知らないことが圧倒的に多い

雑感

日本語を日常の母語として使い、書き、話しているが、知らないことが圧倒的に多い。しかし、知らないまま、ほとんど無意識のうちに何も考えないで使っている言葉郡は、多くの人々が日常の中で使ってきたものであり、言葉には多かれ少なかれ、発展の歴史がある。その歴史を垣間見ることが、自分の考え方や生き方にも影響を与えることがあるだろう。

知らないことが圧倒的に多いことを認めることは、自分の無力を思い知らせてくれるだけではなく、傲慢になることに対するブレーキにもなる。自分が万能感をもたず、上から目線にもならず、学ぶことができる位置に自分を置き続けるためには、知らないことが多いという事実を胸に抱き続けることが大切だろう。光をともせば、その光は闇を照らすが、さらに闇が深いことをより一層認識するというように。

日曜日にジストシネマの中にあるWAYで本の森を歩いた。知識が本という形になって本棚に並んでいる。圧倒的に自分の知らない知見が森のように存在している。この森の中に分け入って、2冊の本を選んで、セルフレジで決済をした。

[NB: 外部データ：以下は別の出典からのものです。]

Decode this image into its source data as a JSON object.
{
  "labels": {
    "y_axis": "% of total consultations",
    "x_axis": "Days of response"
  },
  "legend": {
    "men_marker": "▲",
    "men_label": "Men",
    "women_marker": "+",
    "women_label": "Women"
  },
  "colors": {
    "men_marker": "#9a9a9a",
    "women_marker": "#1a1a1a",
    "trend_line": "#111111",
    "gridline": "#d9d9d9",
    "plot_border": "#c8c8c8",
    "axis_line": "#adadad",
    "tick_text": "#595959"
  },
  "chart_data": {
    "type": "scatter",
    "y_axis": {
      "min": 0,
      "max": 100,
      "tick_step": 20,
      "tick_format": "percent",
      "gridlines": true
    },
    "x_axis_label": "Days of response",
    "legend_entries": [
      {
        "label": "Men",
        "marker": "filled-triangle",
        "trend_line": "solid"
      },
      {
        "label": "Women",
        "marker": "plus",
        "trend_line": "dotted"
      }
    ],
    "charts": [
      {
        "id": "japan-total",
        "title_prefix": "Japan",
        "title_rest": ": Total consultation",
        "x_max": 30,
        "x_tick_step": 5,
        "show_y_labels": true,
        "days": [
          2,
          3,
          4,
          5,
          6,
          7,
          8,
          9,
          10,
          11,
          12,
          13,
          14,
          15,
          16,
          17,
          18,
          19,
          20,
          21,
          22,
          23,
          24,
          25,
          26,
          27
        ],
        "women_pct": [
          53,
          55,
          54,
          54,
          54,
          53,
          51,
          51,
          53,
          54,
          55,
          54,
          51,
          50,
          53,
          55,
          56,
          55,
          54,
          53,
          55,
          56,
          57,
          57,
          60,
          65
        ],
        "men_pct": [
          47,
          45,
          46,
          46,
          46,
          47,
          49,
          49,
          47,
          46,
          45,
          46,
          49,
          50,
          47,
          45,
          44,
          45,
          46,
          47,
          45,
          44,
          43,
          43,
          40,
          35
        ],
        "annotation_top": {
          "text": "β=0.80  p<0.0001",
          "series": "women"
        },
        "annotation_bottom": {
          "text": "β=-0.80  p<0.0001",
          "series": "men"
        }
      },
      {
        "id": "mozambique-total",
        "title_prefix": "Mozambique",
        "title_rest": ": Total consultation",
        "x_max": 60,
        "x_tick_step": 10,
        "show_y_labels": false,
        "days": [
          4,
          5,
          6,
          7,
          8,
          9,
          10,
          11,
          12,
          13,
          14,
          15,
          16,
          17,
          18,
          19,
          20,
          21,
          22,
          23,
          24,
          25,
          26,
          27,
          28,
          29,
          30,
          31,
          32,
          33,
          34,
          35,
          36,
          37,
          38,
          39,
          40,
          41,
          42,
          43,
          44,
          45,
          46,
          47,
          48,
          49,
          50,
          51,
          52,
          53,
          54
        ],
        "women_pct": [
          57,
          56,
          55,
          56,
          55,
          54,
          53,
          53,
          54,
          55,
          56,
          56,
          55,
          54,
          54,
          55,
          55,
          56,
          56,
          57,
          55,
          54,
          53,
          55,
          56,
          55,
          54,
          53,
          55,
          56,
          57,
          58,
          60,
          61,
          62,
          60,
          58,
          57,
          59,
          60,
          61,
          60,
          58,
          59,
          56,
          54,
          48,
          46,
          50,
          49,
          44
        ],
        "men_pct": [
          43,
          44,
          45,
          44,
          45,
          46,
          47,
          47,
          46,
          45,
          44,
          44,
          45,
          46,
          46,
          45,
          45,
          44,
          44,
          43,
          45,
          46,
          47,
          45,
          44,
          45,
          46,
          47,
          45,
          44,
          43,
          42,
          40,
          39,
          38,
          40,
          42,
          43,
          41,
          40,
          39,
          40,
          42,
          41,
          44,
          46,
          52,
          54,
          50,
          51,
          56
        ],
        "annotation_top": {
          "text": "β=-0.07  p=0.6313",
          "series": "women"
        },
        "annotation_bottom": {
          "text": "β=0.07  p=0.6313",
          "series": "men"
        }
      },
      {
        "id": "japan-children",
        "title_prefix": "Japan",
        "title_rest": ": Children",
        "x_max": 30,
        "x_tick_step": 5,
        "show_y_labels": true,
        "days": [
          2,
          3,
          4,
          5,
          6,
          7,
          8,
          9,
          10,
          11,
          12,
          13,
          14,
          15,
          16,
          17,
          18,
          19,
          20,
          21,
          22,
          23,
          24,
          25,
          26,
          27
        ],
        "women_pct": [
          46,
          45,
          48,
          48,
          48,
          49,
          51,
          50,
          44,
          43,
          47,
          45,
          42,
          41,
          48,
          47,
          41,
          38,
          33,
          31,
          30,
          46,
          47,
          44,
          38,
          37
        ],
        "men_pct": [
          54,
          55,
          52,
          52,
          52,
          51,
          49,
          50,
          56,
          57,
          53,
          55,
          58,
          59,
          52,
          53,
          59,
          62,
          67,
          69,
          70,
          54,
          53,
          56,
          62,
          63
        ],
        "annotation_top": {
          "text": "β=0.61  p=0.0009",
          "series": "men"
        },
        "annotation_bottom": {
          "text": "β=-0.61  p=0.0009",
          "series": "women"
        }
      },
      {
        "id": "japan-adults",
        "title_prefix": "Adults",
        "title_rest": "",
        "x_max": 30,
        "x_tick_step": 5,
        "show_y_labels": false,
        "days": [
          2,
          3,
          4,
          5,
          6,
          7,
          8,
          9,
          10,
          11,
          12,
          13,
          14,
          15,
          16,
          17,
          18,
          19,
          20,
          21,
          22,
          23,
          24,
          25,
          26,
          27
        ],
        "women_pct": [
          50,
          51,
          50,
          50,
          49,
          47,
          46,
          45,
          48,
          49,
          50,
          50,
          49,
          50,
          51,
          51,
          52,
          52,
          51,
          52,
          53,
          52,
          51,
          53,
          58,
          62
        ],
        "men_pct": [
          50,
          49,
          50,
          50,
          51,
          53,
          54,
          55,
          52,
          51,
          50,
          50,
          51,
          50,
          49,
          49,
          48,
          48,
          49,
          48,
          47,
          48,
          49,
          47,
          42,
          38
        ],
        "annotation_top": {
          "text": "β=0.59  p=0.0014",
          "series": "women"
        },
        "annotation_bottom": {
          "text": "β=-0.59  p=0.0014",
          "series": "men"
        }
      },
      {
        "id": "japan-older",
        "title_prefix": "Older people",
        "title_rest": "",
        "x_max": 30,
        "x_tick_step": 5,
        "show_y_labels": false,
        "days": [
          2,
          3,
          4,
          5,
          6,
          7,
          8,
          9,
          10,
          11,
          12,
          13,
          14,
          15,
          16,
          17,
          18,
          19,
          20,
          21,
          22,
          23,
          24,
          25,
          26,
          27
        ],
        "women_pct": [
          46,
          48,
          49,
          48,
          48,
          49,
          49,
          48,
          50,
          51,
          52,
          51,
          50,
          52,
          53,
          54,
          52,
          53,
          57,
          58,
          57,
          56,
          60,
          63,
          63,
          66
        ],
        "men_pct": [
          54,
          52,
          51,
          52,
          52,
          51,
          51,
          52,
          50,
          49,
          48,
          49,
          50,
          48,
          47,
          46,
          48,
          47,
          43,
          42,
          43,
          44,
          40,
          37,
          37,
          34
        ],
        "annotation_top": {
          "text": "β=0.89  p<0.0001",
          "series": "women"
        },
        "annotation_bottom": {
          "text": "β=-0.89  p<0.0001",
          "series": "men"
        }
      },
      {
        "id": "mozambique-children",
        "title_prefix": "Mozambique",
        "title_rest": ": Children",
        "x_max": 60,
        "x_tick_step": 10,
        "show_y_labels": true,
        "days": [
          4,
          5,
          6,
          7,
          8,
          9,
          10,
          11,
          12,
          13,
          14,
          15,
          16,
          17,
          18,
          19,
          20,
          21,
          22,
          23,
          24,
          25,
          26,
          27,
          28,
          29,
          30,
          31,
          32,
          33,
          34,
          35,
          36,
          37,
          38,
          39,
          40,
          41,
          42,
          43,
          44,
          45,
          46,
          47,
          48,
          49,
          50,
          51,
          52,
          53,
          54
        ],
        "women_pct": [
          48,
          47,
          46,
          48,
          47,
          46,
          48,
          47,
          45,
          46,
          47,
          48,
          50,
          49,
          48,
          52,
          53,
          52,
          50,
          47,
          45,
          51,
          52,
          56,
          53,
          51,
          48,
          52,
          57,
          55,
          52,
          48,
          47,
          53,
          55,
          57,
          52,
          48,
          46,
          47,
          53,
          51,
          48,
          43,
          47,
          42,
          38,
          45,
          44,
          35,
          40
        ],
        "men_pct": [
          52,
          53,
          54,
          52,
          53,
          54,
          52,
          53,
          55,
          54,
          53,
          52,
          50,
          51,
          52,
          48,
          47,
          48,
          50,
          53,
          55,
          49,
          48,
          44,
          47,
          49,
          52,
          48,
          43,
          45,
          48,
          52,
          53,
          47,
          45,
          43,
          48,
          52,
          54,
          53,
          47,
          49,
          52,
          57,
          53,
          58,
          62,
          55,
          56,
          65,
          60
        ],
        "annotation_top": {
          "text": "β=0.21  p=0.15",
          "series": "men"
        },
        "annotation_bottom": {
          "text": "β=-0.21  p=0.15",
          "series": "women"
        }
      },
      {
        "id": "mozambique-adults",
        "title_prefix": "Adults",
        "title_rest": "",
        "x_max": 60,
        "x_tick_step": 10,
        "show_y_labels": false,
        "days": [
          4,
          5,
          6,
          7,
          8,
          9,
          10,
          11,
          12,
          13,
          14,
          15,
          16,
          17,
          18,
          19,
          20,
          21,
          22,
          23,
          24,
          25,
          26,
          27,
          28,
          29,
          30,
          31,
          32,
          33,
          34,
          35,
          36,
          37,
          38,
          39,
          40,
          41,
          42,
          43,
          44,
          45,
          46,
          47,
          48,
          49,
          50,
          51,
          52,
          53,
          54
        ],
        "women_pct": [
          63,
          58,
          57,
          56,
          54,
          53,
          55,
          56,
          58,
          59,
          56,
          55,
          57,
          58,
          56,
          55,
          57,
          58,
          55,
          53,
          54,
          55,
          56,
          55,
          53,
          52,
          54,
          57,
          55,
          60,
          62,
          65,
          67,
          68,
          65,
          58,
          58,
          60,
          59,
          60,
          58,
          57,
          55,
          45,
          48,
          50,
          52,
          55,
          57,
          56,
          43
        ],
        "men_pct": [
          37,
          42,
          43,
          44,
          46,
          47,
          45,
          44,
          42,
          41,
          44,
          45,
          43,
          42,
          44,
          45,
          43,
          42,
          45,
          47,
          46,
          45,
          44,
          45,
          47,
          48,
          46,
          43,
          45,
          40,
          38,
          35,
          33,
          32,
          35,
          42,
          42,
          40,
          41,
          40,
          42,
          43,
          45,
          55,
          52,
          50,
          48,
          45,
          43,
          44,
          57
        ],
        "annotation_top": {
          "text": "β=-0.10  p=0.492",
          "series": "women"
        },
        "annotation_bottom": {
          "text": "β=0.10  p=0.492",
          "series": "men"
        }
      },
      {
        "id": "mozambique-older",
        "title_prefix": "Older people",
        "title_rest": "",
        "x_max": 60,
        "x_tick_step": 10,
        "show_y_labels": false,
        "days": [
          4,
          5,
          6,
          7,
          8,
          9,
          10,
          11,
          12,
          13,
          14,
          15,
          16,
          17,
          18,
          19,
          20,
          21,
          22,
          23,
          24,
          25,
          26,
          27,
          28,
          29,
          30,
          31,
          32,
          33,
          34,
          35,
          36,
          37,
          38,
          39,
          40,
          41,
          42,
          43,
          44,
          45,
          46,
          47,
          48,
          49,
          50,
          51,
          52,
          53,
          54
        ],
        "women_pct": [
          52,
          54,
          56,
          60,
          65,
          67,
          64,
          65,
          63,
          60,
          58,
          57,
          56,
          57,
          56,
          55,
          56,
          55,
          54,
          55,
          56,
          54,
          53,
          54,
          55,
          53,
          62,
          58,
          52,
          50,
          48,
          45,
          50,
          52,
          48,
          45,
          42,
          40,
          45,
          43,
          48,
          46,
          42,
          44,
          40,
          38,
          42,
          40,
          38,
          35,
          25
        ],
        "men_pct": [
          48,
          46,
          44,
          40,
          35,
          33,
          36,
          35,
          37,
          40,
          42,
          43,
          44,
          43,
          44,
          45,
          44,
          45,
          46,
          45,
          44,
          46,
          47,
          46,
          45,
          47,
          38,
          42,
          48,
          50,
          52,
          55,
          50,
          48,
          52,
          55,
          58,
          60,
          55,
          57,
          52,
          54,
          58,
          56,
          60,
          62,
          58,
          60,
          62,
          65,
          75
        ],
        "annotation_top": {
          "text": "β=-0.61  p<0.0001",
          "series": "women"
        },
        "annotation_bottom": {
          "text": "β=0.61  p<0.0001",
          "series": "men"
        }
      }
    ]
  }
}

同時並行で10冊ぐらいの本を読む。その間に一般質問用の資料に目を通す。能登半島の震災関係では、「議会と自治体」に載っている国会議員を含む共産党の議員のレポートが役に立った。地震が起こって何が問題になっているのかを現場感覚である程度つかめるようになった。

それと並行して、「かつらぎ町地域防災計画」を読んでいる。そういうことなので、問題意識が防災の方に偏り始めている。
町の地域防災計画は課題が羅列されていて、いったい何をどう具体化しようとしているのかという点が見えにくい。
今回は、避難場所の確保の問題をテーマに質問をするようにしている。本町には避難場所(及び建物)は65箇所ある。このうち20の施設は、昭和56年以前の建物なので耐震基準を満たしていない。45か所の中にある建物は耐震基準をクリアしているが、肝心なのは耐震診断を行って、実際の建物が耐震の強度を持っているのかを見極めることにある。
ぼくは、そういう作業ができているのかという点を課題にして、自分の住む地域で避難場所になっている施設が、本当に避難場所に使えるのかどうかを見極める質問をしたいと思っている。これは、かつらぎ町の防災計画をさらに具体化する上で必要な課題だと思う。
震災関連死をなくすためには、避難場所に収容できる人数を把握する必要がある。いったいその施設で、個人のプライバシーを守りながら何人の人を受け入れることができるのか。この点を見極めておく必要がある。ぼくの住む地域では、笠田高校が避難場所になっている。この笠田高校に何人の住民が避難できるのか。グラウンドにテントを張り、敷地での車中泊も含めて対応することを前提に、受け入れることのできる人数を計算しておく必要がある。

風水害との決定的違いは、地震の場合、建物の全壊、半壊によって住む場所を失う人が大量に生まれる可能性があるということだ。もちろん風水害でも紀ノ川の堤防が決壊すると、すさまじい戸数が浸水し避難生活を余儀なくされるが、紀ノ川の堤防が決壊しない場合、避難生活は、水が引くに従って解消されていくケースが多い。しかし、地震は、いったん家屋が倒壊すると、長期にわたって避難生活を余儀なくされる。このことを前提に考えると、避難場所には、生活する上で必要な水と食料、炊き出しの仕組み、日用生活用品、お金、寝起きできる空間と毛布などの寝具、収容人数に見合うトイレ、お風呂、洗濯できる機能などが必要になる。つまり、避難場所で生活するためには、家庭が持っている機能を再現しなければならないということになる。

これらのことをどのようにして実現するのかを、具体的に計画として考え始めないと、具体的な震災対策は前に進まない。同時に避難場所が機能するためには、最低徒歩で避難場所に行くことのできる道を確保しなければならない。この仕事は震災直後の大仕事として認識する必要がある。

日本人は、ことが起こってから必死になって対応することが上手だと言われている。アメリカのようにすべての事柄を想定して、対策を講じ、実行に移すということが苦手。
仮定の話は、当然確定しない事実なので、想定そのものが枝分かれする。アメリカでは、この枝分かれしていく課題を把握し、対応すべきプランとして計画が組み立てられることが多いという。用意している選択肢は、プランAがだめならプランBで行くというような少ないものではなく、100以上のプランが存在することもある。ここには考え方の歴然とした違いがある。

防災計画の具体化は、この枝分かれしていく想定に対して、具体的なプランを立てるという側面がある。日本もこういう考え方に慣れていかなければならない。